Nothing too exciting to report from last week. The pizza bianca recipe we made was excellent, and really reminded us of the pizza rustica we had gotten in Rome. Next time, we'll throw on some cherry tomatoes and prosciutto (or maybe some chopped anchovies) and it will really bring us back. We've been working our way through the tomatoes, but having received so many last week we still have some left. The last handful of romas are going in a chicken dish for dinner tonight. We even managed to use some of the potatoes, which is quite the feat for us.
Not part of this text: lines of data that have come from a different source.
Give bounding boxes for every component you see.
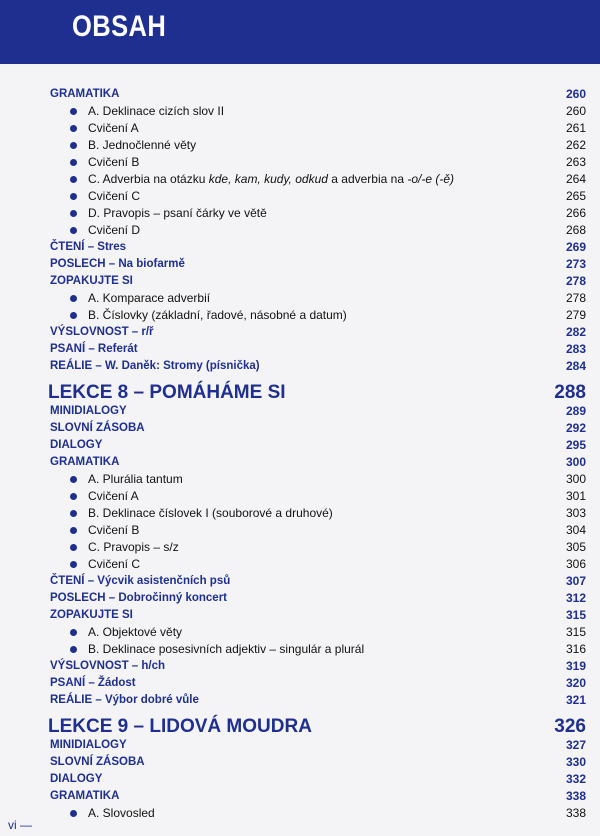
bullet-icon xyxy=(70,493,77,500)
toc-section xyxy=(0,86,600,103)
toc-page-number: 300 xyxy=(565,455,586,469)
bullet-icon xyxy=(70,510,77,517)
toc-entry-title: VÝSLOVNOST – h/ch xyxy=(50,660,166,672)
toc-page-number: 321 xyxy=(565,693,586,707)
toc-page-number: 332 xyxy=(565,772,586,786)
toc-page-number: 262 xyxy=(565,138,586,152)
toc-item xyxy=(0,290,600,307)
toc-entry-title: A. Komparace adverbií xyxy=(88,291,211,305)
bullet-icon xyxy=(70,561,77,568)
toc-page-number: 306 xyxy=(565,557,586,571)
toc-entry-title: Cvičení A xyxy=(88,489,139,503)
toc-entry-title: DIALOGY xyxy=(50,439,103,451)
toc-section xyxy=(0,590,600,607)
toc-entry-title: ČTENÍ – Výcvik asistenčních psů xyxy=(50,575,231,587)
toc-page-number: 295 xyxy=(565,438,586,452)
toc-item xyxy=(0,539,600,556)
toc-entry-title: REÁLIE – W. Daněk: Stromy (písnička) xyxy=(50,360,260,372)
toc-section xyxy=(0,771,600,788)
toc-item xyxy=(0,222,600,239)
toc-page-number: 278 xyxy=(565,274,586,288)
toc-entry-title: MINIDIALOGY xyxy=(50,405,127,417)
toc-page-number: 316 xyxy=(565,642,586,656)
toc-page-number: 278 xyxy=(565,291,586,305)
bullet-icon xyxy=(70,159,77,166)
toc-section xyxy=(0,658,600,675)
toc-item xyxy=(0,205,600,222)
toc-entry-title: B. Číslovky (základní, řadové, násobné a datum) xyxy=(88,308,347,322)
toc-item xyxy=(0,307,600,324)
bullet-icon xyxy=(70,125,77,132)
toc-section xyxy=(0,324,600,341)
toc-section xyxy=(0,675,600,692)
toc-item xyxy=(0,171,600,188)
toc-section xyxy=(0,273,600,290)
bullet-icon xyxy=(70,193,77,200)
toc-section xyxy=(0,692,600,709)
toc-page-number: 330 xyxy=(565,755,586,769)
toc-entry-title: C. Adverbia na otázku kde, kam, kudy, odkud a adverbia na -o/-e (-ě) xyxy=(88,172,454,186)
toc-entry-title: ČTENÍ – Stres xyxy=(50,241,127,253)
bullet-icon xyxy=(70,108,77,115)
toc-entry-title: A. Plurália tantum xyxy=(88,472,183,486)
toc-section xyxy=(0,788,600,805)
toc-item xyxy=(0,120,600,137)
toc-entry-title: Cvičení C xyxy=(88,557,141,571)
toc-entry-title: B. Jednočlenné věty xyxy=(88,138,197,152)
toc-page-number: 300 xyxy=(565,472,586,486)
bullet-icon xyxy=(70,142,77,149)
toc-entry-title: B. Deklinace posesivních adjektiv – singulár a plurál xyxy=(88,642,365,656)
toc-page-number: 268 xyxy=(565,223,586,237)
toc-section xyxy=(0,754,600,771)
toc-page-number: 312 xyxy=(565,591,586,605)
bullet-icon xyxy=(70,646,77,653)
toc-item xyxy=(0,641,600,658)
toc-page-number: 279 xyxy=(565,308,586,322)
toc-page-number: 304 xyxy=(565,523,586,537)
toc-item xyxy=(0,522,600,539)
toc-item xyxy=(0,103,600,120)
toc-entry-title: Cvičení C xyxy=(88,189,141,203)
toc-section xyxy=(0,607,600,624)
toc-page-number: 265 xyxy=(565,189,586,203)
toc-entry-title: PSANÍ – Referát xyxy=(50,343,138,355)
toc-section xyxy=(0,454,600,471)
toc-section xyxy=(0,737,600,754)
toc-item xyxy=(0,624,600,641)
toc-page-number: 292 xyxy=(565,421,586,435)
toc-section xyxy=(0,341,600,358)
toc-entry-title: ZOPAKUJTE SI xyxy=(50,609,133,621)
toc-page-number: 307 xyxy=(565,574,586,588)
toc-entry-title: A. Objektové věty xyxy=(88,625,183,639)
toc-page-number: 326 xyxy=(554,716,586,737)
toc-page-number: 284 xyxy=(565,359,586,373)
toc-entry-title: Cvičení B xyxy=(88,523,140,537)
toc-page-number: 301 xyxy=(565,489,586,503)
toc-item xyxy=(0,805,600,822)
toc-item xyxy=(0,488,600,505)
toc-page-number: 303 xyxy=(565,506,586,520)
toc-page-number: 288 xyxy=(554,382,586,403)
toc-entry-title: C. Pravopis – s/z xyxy=(88,540,179,554)
toc-entry-title: REÁLIE – Výbor dobré vůle xyxy=(50,694,199,706)
toc-item xyxy=(0,188,600,205)
toc-page-number: 319 xyxy=(565,659,586,673)
toc-entry-title: SLOVNÍ ZÁSOBA xyxy=(50,422,145,434)
toc-page-number: 282 xyxy=(565,325,586,339)
toc-entry-title: GRAMATIKA xyxy=(50,790,120,802)
toc-entry-title: Cvičení D xyxy=(88,223,141,237)
page-title: OBSAH xyxy=(72,10,167,43)
toc-entry-title: Cvičení B xyxy=(88,155,140,169)
toc-entry-title: D. Pravopis – psaní čárky ve větě xyxy=(88,206,267,220)
toc-page-number: 327 xyxy=(565,738,586,752)
toc-entry-title: POSLECH – Na biofarmě xyxy=(50,258,185,270)
toc-page-number: 260 xyxy=(565,104,586,118)
bullet-icon xyxy=(70,210,77,217)
bullet-icon xyxy=(70,527,77,534)
toc-page-number: 261 xyxy=(565,121,586,135)
toc-page-number: 315 xyxy=(565,625,586,639)
toc-entry-title: PSANÍ – Žádost xyxy=(50,677,136,689)
bullet-icon xyxy=(70,629,77,636)
toc-entry-title: A. Slovosled xyxy=(88,806,155,820)
toc-page-number: 273 xyxy=(565,257,586,271)
page-number: vi — xyxy=(8,818,32,832)
toc-page-number: 269 xyxy=(565,240,586,254)
toc-page-number: 315 xyxy=(565,608,586,622)
toc-entry-title: LEKCE 9 – LIDOVÁ MOUDRA xyxy=(48,716,312,737)
toc-entry-title: POSLECH – Dobročinný koncert xyxy=(50,592,228,604)
toc-entry-title: DIALOGY xyxy=(50,773,103,785)
toc-page-number: 264 xyxy=(565,172,586,186)
toc-item xyxy=(0,505,600,522)
bullet-icon xyxy=(70,544,77,551)
toc-page-number: 289 xyxy=(565,404,586,418)
toc-item xyxy=(0,556,600,573)
header-bar xyxy=(0,0,600,64)
toc-section xyxy=(0,358,600,375)
toc-section xyxy=(0,420,600,437)
toc-item xyxy=(0,471,600,488)
toc-item xyxy=(0,154,600,171)
toc-page-number: 260 xyxy=(565,87,586,101)
toc-entry-title: Cvičení A xyxy=(88,121,139,135)
toc-page-number: 338 xyxy=(565,806,586,820)
toc-entry-title: GRAMATIKA xyxy=(50,456,120,468)
toc-page-number: 305 xyxy=(565,540,586,554)
bullet-icon xyxy=(70,227,77,234)
toc-page-number: 283 xyxy=(565,342,586,356)
toc-entry-title: SLOVNÍ ZÁSOBA xyxy=(50,756,145,768)
toc-entry-title: ZOPAKUJTE SI xyxy=(50,275,133,287)
toc-entry-title: MINIDIALOGY xyxy=(50,739,127,751)
toc-item xyxy=(0,137,600,154)
bullet-icon xyxy=(70,295,77,302)
toc-entry-title: B. Deklinace číslovek I (souborové a druhové) xyxy=(88,506,333,520)
toc-page-number: 263 xyxy=(565,155,586,169)
toc-page-number: 320 xyxy=(565,676,586,690)
toc-page-number: 266 xyxy=(565,206,586,220)
toc-section xyxy=(0,256,600,273)
toc-section xyxy=(0,437,600,454)
toc-section xyxy=(0,573,600,590)
bullet-icon xyxy=(70,176,77,183)
toc-page-number: 338 xyxy=(565,789,586,803)
toc-section xyxy=(0,403,600,420)
bullet-icon xyxy=(70,476,77,483)
toc-entry-title: GRAMATIKA xyxy=(50,88,120,100)
bullet-icon xyxy=(70,810,77,817)
toc-entry-title: VÝSLOVNOST – r/ř xyxy=(50,326,154,338)
toc-entry-title: LEKCE 8 – POMÁHÁME SI xyxy=(48,382,286,403)
toc-entry-title: A. Deklinace cizích slov II xyxy=(88,104,225,118)
toc-section xyxy=(0,239,600,256)
bullet-icon xyxy=(70,312,77,319)
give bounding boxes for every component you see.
Despite making several sage heavy dishes (a great pasta with garlic chips, sage and sausage as well as sweet potato ravioli in sage brown butter) we're still awash in the stuff. I think we'll try to dry it this week (or we'll put off trying to dry it long enough that we can feel justified in throwing it away.) This? Is why we stopped planting herbs in our window boxes.

Mary has always had a rocky relationship with fancy greens, so this week's curly endive and mizuna are a bit of a challenge. Thankfully, at least the huge bunch of mizuna is milder than the arugula was so it can be mixed into salads in greater quantities. We've yet to dig into the endive, so we'll see how that goes.

We really did briefly consider doing something with our beets other than roasted beet salad with onions and feta, but then we came to our senses. We have a beet risotto recipe that sounds fascinating (and like it would be an awesome color,) but since it's a side we'd need a pretty easy dinner to go with it. I've also been tempted lately to try to make a quick bread or cake with shredded beets (which I'd probably base on some form of carrot cake recipe) but that may be a bit experimental for Mary. If I do give that a go, I'll post pictures of the misadventures.

Two red onions.

Thank goodness, it's more potatoes. We have a few potato recipes on the menu for the coming week, including a dill potato salad and a roasted potato recipe that we've made before, so hopefully we won't fall too far behind. I made hash browns with some of last week's, and they actually came out crispy! The trick is to keep squeezing the shredded potato until you can't get any more moisture out before tossing them in the pan. Who knew?

Half of this head of red cabbage is getting turned into asian slaw, and the other half will likely become a warm cabbage salad. With potatoes, so it's a twofer!

Italian frying peppers

Honeycrisp apples and moonglow pears both sound a bit like they were named by the same guy who names paint colors. We had the apples in a pork dish where you simmer them in apple cider, then reduce the cider into a glaze for the pork. It was delicious, though whole wheat egg noodles are to be avoided in the future. The pears will probably just get eaten as is.

Sungold tomatoes are like candy. We grew them last year, and they are sweet and wonderful.

Green zebra tomatoes and our "heirloom" tomato (no variety name was given) pretty much tasted like tomatoes, but with less acidity.

This red slicing tomato ended up in an omelet with some of the red onion and italian frying pepper. A hat trick!